Szukaj na tym blogu

środa, 6 stycznia 2021

Madeline Miller – „Kirke”


Opis:

Matka – Wiedźma – Bogini – Kreatorka – Niszczycielka – Potwór – Kobieta – Wyrzutek

Kirke

Daj się jej oczarować.

Jeśli chcesz wiedzieć, kim jesteś, zawalcz o swoje miejsce na świecie.

Kirke długo nie wiedziała, kim jest. Urodziła się wśród bogów, lecz była dla nich zbyt mało potężna. Zbyt mało piękna. Zbyt mało okrutna. Wszyscy myśleli, że nie ma żadnej mocy. Lecz kiedy spotkała pierwszego śmiertelnika, stało się jasne, że drzemie w niej siła, która może zagrozić wszystkim bogom. A wtedy zaczęli się bać.

Kirke musiała zapłacić za ich strach. Odtrącona przez bogów i ludzi była zmuszona sobie radzić sama. Kolejne próby, przed którymi postawił ją los, przygotowywały ją do tej najważniejszej. Aby ochronić to, co kocha, Kirke będzie musiała zebrać wszystkie siły i zdecydować raz na zawsze, czy należy do bogów, z których się urodziła, czy do śmiertelników, których pokochała.

Moja ocena: Dobra (***)

Moja pierwsza recenzja w nowym roku, choć ta mitologiczna podróż była ostatnią, jaką odbyłam w roku 2020. Dawniej uwielbiałam mitologię grecką i rzymską. Z czasem to uwielbienie osłabło, ale wciąż z rozrzewnieniem wspominam te czasy. Za sprawą „Kirke” poznajemy nieco inne oblicze tytanów, bogów i śmiertelników. Świat nieśmiertelnych rządzi się własnymi prawami, ale wbrew pozorom nie różni się od ludzkiego. Wszelkie emocje są identyczne: od miłości do nienawiści.

– Pomogłeś śmiertelnym – wymamrotałam. – Dlatego cię ukarano.
– Tak.
– Powiesz mi, jacy oni są?
To było dziecinne pytanie, ale skinął głową z powagą.
– Na to nie ma jednej odpowiedzi. Każdy jest inny. Łączy ich jedynie śmierć. Znasz to słowo?
– Znam – powiedziałam. – Ale go nie rozumiem.

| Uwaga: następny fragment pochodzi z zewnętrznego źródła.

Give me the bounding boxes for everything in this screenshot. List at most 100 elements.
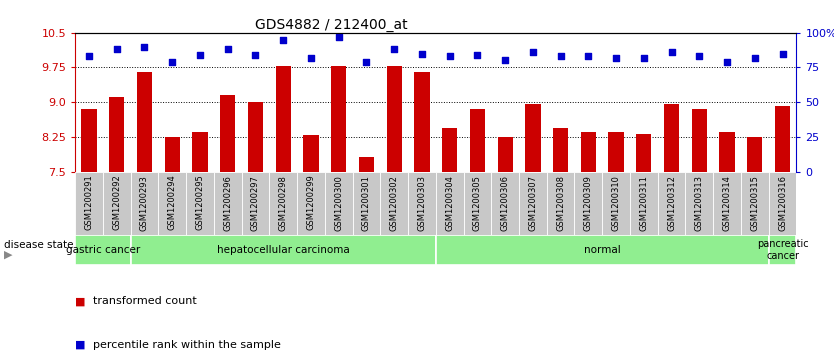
Point [277, 37, 290, 42]
Point [554, 53, 567, 59]
Bar [686, 172, 713, 235]
Bar [609, 132, 624, 172]
Bar [380, 172, 408, 235]
Point [748, 55, 761, 61]
Point [443, 53, 456, 59]
Bar [75, 172, 103, 235]
Bar [331, 66, 346, 172]
Bar [553, 127, 568, 172]
Bar [220, 95, 235, 172]
Point [221, 46, 234, 52]
Bar [109, 98, 124, 172]
Text: GSM1200293: GSM1200293 [140, 175, 149, 231]
Point [610, 55, 623, 61]
Bar [658, 172, 686, 235]
Point [359, 59, 373, 65]
Text: GSM1200297: GSM1200297 [251, 175, 260, 231]
Point [193, 52, 207, 58]
Bar [164, 137, 180, 172]
Bar [691, 109, 707, 172]
Text: GSM1200311: GSM1200311 [640, 175, 648, 231]
Bar [324, 172, 353, 235]
Point [249, 52, 262, 58]
Bar [664, 105, 679, 172]
Bar [575, 172, 602, 235]
Bar [103, 172, 131, 235]
Text: GSM1200306: GSM1200306 [500, 175, 510, 231]
Text: transformed count: transformed count [93, 296, 197, 306]
Bar [769, 235, 796, 265]
Text: GSM1200299: GSM1200299 [306, 175, 315, 231]
Bar [525, 105, 540, 172]
Bar [269, 172, 297, 235]
Text: ■: ■ [75, 296, 86, 306]
Text: GSM1200314: GSM1200314 [722, 175, 731, 231]
Bar [741, 172, 769, 235]
Point [693, 53, 706, 59]
Text: GSM1200302: GSM1200302 [389, 175, 399, 231]
Text: GSM1200316: GSM1200316 [778, 175, 787, 231]
Point [776, 50, 789, 56]
Bar [435, 172, 464, 235]
Point [637, 55, 651, 61]
Text: GSM1200309: GSM1200309 [584, 175, 593, 231]
Point [165, 59, 178, 65]
Text: GSM1200295: GSM1200295 [195, 175, 204, 231]
Bar [275, 66, 291, 172]
Bar [636, 134, 651, 172]
Text: percentile rank within the sample: percentile rank within the sample [93, 340, 281, 350]
Point [526, 49, 540, 55]
Bar [214, 172, 242, 235]
Text: GSM1200304: GSM1200304 [445, 175, 455, 231]
Text: disease state: disease state [4, 240, 73, 250]
Text: GDS4882 / 212400_at: GDS4882 / 212400_at [255, 18, 408, 32]
Text: GSM1200315: GSM1200315 [751, 175, 759, 231]
Text: GSM1200308: GSM1200308 [556, 175, 565, 231]
Bar [470, 109, 485, 172]
Point [332, 34, 345, 40]
Bar [304, 135, 319, 172]
Text: pancreatic
cancer: pancreatic cancer [756, 239, 808, 261]
Point [415, 50, 429, 56]
Text: gastric cancer: gastric cancer [66, 245, 140, 255]
Text: GSM1200312: GSM1200312 [667, 175, 676, 231]
Text: hepatocellular carcinoma: hepatocellular carcinoma [217, 245, 349, 255]
Bar [580, 132, 596, 172]
Bar [75, 235, 131, 265]
Bar [442, 127, 457, 172]
Bar [193, 132, 208, 172]
Bar [775, 106, 791, 172]
Text: normal: normal [584, 245, 620, 255]
Bar [137, 72, 152, 172]
Bar [713, 172, 741, 235]
Text: GSM1200298: GSM1200298 [279, 175, 288, 231]
Bar [414, 72, 430, 172]
Bar [435, 235, 769, 265]
Bar [547, 172, 575, 235]
Bar [464, 172, 491, 235]
Bar [519, 172, 547, 235]
Bar [242, 172, 269, 235]
Point [721, 59, 734, 65]
Point [83, 53, 96, 59]
Point [499, 58, 512, 64]
Bar [158, 172, 186, 235]
Bar [769, 172, 796, 235]
Text: GSM1200301: GSM1200301 [362, 175, 371, 231]
Point [110, 46, 123, 52]
Text: GSM1200307: GSM1200307 [529, 175, 537, 231]
Text: GSM1200300: GSM1200300 [334, 175, 343, 231]
Bar [720, 132, 735, 172]
Text: GSM1200303: GSM1200303 [417, 175, 426, 231]
Bar [386, 66, 402, 172]
Point [138, 44, 151, 49]
Point [304, 55, 318, 61]
Bar [297, 172, 324, 235]
Text: GSM1200296: GSM1200296 [224, 175, 232, 231]
Bar [491, 172, 519, 235]
Bar [186, 172, 214, 235]
Text: ■: ■ [75, 340, 86, 350]
Bar [359, 157, 374, 172]
Point [665, 49, 678, 55]
Text: GSM1200291: GSM1200291 [84, 175, 93, 231]
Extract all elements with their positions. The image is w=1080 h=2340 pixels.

Książkę początkowo czytało mi się ciężko. Miał na to wpływ stylizowany język, miejscami bogaty, czasem trochę pompatyczny, ale dla mnie przyciężkawy w odbiorze. To nie znaczy, że lektura jest napisana źle, po prostu zmusiła mnie do większej uwagi, której w tamtej chwili nie mogłam jej poświęcić. Zupełnie subiektywny odbiór i odczucia. Gdy już potocznie mówiąc, wgryzłam się w opowieść, było znacznie lepiej.

Pozwólcie, że powiem, czym czarna magia nie jest: to nie boska moc, która przychodzi na zawołanie. To coś, co należy stworzyć, wypracować, zaplanować i odnaleźć, wykopać, wysuszyć, posiekać i utłuc, uwarzyć i odpowiednio wymieszać. Nawet po tym wszystkim może zawieść, w przeciwieństwie do bogów.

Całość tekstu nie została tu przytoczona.